Near-perfect efficiency in X-ray phase microtomography

TL;DR

The paper addresses the dose limitation in X-ray microtomography by integrating an X-ray waveguide, a structured phase modulator (Talbot array illuminator), and a photon-counting detector to achieve near-theoretical imaging performance. The authors demonstrate high visibility ($V \approx 95\%$) and high quantum efficiency ($QE \approx 98\%$) at energies around 8–10 keV, enabling dose-efficient multimodal tomography with single-micrometer resolution. They validate the approach with measurements of visibilities, angular sensitivity, and a tomographic reconstruction of mouse skin embedded in paraffin, showing bidirectional phase sensitivity and physiologically meaningful electron-density contrasts. The work highlights practical implications for imaging native-state biological specimens, offering routes to larger fields of view, higher flux, and potential dark-field integration, thereby advancing biomedical research and tissue characterization under physiological conditions.

Abstract

X-ray microtomography at synchrotron sources is fundamentally limited by the high radiation dose applied to the samples, which restricts investigations to non-native tissue states and thereby compromises the biological relevance of the resulting data. The limitation stems from inefficient indirect detection schemes that require prolonged exposures. Efforts to extract additional contrast through multimodal techniques, like modulation-based imaging, worsen the problem by requiring multiple tomographic scans. In addition, the techniques suffer from low modulator pattern visibility, which reduces measurement efficiency and sensitivity. We address both the detection efficiency and modulation visibility challenges using a novel setup that combines an X-ray waveguide, a structured phase modulator, and a photon-counting detector. Our approach simultaneously achieves near-theoretical limits in both visibility (95%) and quantum efficiency (98%), thereby enabling dose-efficient multimodal microtomography at single-micrometer resolution. This advance will enable new classes of experiments on native-state biological specimens with the potential to advance biomedical research, disease diagnostics, and our understanding of tissue structure in physiological environments.

Figures (4)

• Figure 1: The radiation produced by an undulator source and filtered by a monochromator (not shown) is focused onto a waveguide via a Kirkpatrick-Baez mirror. A phase modulator is placed a distance $s$ downstream of the waveguide, and the sample is located a distance $l$ downstream of the Talbot array. The detector is placed a distance $\Delta$ downstream of the sample. Due to the presence of the sample, phase effects lead to a refraction of the reference pattern by an angle $\alpha$.
• Figure 2: Visibility vs. effective propagation distance for different phase modulators. The top panels show the visibility as a function of the effective propagation distance for both detector types. The photon-counting detector camera (a) achieves a maximum visibility of 93.4%, and the CMOS detector (b) reaches 94.8%. The blue dashed line indicates how the effective pixel size increases with propagation distance. The bottom panels display the modulation patterns captured by each detector system at their respective maximum visibilities.
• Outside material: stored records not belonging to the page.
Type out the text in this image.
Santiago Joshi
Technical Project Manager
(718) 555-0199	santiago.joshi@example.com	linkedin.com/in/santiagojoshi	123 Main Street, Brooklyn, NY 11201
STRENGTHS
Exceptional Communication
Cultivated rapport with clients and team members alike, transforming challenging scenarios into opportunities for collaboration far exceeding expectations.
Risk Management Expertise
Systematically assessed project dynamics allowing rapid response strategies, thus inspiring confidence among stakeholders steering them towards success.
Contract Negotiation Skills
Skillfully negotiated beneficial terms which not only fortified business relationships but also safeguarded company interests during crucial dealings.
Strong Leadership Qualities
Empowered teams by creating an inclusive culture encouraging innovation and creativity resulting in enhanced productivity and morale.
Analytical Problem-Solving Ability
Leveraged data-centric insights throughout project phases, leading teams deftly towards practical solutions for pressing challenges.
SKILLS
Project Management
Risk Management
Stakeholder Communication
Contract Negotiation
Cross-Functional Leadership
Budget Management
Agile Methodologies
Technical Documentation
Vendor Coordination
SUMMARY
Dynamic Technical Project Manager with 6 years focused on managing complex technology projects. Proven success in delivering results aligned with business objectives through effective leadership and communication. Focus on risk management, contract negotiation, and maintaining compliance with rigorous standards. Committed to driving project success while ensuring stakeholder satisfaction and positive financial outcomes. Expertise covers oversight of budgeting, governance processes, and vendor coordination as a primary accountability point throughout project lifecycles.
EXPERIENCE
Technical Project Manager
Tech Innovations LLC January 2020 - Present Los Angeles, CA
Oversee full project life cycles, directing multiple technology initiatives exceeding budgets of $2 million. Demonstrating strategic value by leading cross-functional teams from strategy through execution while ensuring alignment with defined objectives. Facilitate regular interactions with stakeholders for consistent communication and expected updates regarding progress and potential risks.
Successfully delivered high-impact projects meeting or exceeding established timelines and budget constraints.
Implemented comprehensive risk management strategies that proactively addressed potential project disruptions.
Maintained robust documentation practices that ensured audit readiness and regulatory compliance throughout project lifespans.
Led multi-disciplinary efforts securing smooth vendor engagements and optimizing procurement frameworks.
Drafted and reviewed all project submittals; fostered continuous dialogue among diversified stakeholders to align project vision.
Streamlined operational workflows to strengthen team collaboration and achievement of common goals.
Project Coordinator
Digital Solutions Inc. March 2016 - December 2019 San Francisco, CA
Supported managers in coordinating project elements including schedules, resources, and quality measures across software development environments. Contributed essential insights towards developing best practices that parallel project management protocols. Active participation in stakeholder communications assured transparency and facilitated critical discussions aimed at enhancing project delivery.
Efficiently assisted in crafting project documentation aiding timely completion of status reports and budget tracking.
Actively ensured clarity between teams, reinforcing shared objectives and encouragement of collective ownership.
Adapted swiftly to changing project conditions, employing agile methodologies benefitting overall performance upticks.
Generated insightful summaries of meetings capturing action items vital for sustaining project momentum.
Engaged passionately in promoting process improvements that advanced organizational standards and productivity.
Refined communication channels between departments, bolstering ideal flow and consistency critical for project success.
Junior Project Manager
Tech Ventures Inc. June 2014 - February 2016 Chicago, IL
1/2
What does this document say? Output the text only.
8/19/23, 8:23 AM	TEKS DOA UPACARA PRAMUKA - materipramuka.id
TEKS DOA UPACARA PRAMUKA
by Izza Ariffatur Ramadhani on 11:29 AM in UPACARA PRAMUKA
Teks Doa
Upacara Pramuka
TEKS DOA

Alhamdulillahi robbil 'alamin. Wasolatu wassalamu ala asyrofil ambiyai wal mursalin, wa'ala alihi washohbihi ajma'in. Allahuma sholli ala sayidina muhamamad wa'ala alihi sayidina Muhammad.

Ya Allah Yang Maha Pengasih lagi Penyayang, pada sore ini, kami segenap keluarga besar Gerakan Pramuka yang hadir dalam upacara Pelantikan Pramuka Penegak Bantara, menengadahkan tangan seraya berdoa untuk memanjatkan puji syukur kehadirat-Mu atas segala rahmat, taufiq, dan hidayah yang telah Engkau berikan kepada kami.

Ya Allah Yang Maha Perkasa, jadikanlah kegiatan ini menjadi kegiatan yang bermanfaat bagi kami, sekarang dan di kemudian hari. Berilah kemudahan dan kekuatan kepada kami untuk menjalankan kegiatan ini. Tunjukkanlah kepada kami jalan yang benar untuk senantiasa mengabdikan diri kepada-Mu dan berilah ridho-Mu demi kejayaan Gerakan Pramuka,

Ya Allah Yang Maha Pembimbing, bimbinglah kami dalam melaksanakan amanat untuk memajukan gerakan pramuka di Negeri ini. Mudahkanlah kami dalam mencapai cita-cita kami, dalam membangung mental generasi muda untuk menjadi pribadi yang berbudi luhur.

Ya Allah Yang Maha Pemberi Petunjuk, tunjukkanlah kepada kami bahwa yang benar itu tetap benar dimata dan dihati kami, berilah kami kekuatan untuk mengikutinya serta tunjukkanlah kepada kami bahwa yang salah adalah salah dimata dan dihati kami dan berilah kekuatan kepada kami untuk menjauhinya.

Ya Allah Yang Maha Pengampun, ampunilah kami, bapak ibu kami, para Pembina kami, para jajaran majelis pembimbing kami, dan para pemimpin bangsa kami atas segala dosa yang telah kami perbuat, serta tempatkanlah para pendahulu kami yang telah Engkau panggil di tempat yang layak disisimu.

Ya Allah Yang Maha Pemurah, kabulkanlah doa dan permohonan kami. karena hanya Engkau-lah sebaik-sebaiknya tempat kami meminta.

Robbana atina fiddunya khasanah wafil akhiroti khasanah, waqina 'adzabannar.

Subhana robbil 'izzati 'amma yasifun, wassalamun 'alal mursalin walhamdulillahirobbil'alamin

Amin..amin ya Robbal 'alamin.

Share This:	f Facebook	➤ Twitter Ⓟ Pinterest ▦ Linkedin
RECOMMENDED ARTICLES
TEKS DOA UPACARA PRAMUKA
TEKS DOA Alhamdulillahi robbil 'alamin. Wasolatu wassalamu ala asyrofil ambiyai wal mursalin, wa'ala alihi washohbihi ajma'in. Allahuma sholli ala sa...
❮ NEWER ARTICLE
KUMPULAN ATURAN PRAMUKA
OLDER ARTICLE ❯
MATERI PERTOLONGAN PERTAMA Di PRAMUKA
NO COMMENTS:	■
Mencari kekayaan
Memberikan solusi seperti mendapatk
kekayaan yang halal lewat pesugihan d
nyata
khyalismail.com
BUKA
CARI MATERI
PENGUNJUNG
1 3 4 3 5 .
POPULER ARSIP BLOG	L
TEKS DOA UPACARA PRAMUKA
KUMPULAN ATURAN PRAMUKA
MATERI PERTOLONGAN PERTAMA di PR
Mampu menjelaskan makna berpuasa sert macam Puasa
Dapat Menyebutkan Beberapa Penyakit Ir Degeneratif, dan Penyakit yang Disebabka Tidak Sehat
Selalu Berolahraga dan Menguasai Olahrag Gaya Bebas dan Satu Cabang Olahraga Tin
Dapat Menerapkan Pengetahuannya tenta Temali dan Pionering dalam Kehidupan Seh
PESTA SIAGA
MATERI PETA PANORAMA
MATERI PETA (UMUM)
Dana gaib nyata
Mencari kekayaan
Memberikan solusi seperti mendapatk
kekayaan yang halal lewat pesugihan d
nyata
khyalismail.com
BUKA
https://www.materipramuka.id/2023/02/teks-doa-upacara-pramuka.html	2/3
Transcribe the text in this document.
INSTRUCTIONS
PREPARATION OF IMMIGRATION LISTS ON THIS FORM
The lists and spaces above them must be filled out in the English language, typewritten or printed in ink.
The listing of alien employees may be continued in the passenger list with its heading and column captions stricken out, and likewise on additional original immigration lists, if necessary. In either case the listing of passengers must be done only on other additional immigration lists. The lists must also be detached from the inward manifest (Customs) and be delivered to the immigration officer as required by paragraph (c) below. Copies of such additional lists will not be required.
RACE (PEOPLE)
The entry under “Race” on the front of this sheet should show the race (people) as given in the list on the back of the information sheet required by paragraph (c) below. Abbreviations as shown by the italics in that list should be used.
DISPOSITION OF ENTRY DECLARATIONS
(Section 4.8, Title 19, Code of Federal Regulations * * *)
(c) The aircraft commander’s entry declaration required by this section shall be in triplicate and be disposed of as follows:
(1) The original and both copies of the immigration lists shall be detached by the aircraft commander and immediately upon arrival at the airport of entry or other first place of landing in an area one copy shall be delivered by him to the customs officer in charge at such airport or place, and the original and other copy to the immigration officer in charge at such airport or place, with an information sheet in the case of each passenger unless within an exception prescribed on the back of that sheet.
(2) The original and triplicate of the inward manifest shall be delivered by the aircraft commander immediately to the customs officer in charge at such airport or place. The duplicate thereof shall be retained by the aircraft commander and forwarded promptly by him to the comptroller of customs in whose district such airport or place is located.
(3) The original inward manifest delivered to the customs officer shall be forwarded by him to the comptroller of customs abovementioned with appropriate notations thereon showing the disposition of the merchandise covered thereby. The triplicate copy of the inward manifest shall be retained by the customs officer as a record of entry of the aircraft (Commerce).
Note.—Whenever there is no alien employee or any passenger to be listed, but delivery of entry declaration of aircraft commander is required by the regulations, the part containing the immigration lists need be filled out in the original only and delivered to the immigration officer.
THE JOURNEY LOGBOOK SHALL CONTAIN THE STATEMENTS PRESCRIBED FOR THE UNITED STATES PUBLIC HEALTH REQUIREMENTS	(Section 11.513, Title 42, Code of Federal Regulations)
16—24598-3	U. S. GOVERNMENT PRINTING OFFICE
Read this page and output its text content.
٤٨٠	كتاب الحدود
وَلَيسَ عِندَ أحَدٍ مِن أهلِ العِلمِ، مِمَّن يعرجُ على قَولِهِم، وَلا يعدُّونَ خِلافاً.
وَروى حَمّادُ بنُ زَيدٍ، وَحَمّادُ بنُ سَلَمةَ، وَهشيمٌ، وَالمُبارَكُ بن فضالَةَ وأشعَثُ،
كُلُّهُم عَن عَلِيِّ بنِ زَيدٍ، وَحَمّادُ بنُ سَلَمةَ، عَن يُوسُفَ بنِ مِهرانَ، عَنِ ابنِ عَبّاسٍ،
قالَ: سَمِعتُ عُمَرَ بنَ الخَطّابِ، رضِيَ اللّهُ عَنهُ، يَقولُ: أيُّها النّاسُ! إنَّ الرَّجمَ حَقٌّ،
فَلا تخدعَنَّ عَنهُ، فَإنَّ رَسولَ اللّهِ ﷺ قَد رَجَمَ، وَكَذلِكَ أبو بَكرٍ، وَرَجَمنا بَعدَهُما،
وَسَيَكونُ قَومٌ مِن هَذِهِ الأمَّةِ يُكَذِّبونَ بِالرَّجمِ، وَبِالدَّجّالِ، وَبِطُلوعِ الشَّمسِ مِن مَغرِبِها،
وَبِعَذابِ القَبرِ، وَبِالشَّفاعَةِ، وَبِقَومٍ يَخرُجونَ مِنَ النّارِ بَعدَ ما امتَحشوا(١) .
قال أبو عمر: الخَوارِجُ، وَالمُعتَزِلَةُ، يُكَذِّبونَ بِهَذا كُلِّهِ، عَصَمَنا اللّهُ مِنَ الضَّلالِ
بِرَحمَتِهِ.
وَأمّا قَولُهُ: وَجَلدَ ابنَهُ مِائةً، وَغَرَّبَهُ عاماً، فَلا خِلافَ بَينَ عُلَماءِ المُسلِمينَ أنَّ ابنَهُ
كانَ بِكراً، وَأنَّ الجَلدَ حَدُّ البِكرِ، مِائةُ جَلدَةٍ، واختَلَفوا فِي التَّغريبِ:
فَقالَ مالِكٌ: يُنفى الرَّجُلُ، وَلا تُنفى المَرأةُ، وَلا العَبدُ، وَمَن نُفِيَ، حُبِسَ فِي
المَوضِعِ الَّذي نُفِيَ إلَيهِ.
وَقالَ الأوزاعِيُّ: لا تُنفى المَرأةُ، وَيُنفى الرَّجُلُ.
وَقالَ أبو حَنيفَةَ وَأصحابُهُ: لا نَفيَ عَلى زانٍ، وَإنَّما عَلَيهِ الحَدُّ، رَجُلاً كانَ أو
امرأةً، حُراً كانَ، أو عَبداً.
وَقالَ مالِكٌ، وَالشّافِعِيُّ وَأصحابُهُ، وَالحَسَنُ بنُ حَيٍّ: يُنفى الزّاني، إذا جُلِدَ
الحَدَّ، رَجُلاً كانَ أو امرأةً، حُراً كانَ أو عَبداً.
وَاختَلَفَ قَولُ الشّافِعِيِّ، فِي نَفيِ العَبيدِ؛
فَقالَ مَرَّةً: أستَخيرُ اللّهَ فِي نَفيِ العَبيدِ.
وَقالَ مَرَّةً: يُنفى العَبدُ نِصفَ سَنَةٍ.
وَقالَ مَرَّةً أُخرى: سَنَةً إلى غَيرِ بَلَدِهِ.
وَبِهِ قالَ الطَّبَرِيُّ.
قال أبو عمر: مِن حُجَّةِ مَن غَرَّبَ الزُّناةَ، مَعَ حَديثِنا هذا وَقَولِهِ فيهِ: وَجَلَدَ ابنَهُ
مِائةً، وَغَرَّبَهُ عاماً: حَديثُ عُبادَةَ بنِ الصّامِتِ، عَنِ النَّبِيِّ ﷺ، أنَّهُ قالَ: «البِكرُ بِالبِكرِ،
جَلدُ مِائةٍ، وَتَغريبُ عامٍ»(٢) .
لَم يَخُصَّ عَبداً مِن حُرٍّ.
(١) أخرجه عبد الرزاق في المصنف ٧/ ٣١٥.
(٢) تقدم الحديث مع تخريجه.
Both use the 10µm period TAI. The intensity pattern of the photon counter (c) was captured at a beam energy of 8keV, and the pattern of the CMOS detector (d) was imaged at a beam energy of 10keV. The strong and regular intensity changes are clearly visible; however, the CMOS detector resolves the pattern better due to its smaller pixel size. The blur at approximately $y = 40$ in the photon-counting detector panel is due to interpolation of the detector gap.
• Figure 3: Combinations of visibility and modulator period from previous literature (blue) gustschin2021highmorgan2013sensitivereich2018scalabledos2018shackkagias2019diffractivezakharova2019inverted and the current work (orange and red). The highest available value for each combination was used, regardless of the detector type. Due to the strong intensity gradients created, a combination of small period size and high visibility is preferable for modulation-based retrieval of phase shifts. Compared to previous literature, our approach enables visibility values close to the theoretical upper limit of 100% at small period sizes.
• Figure 4: Tomographic phase scan of mouse skin embedded in a cylindrical piece of paraffin. (a) and (b) show projections of the differential phase signal projections in the $x$- and $y$-directions, respectively. These signals track the displacement of the reference pattern by the sample, in pixels, at the detector face. (c) shows a slice through the middle of the three-dimensional electron density map, obtained by 2D Fourier integration of the differential signals and tomographic reconstruction. (d) is a 3D rendering of the electron density volume.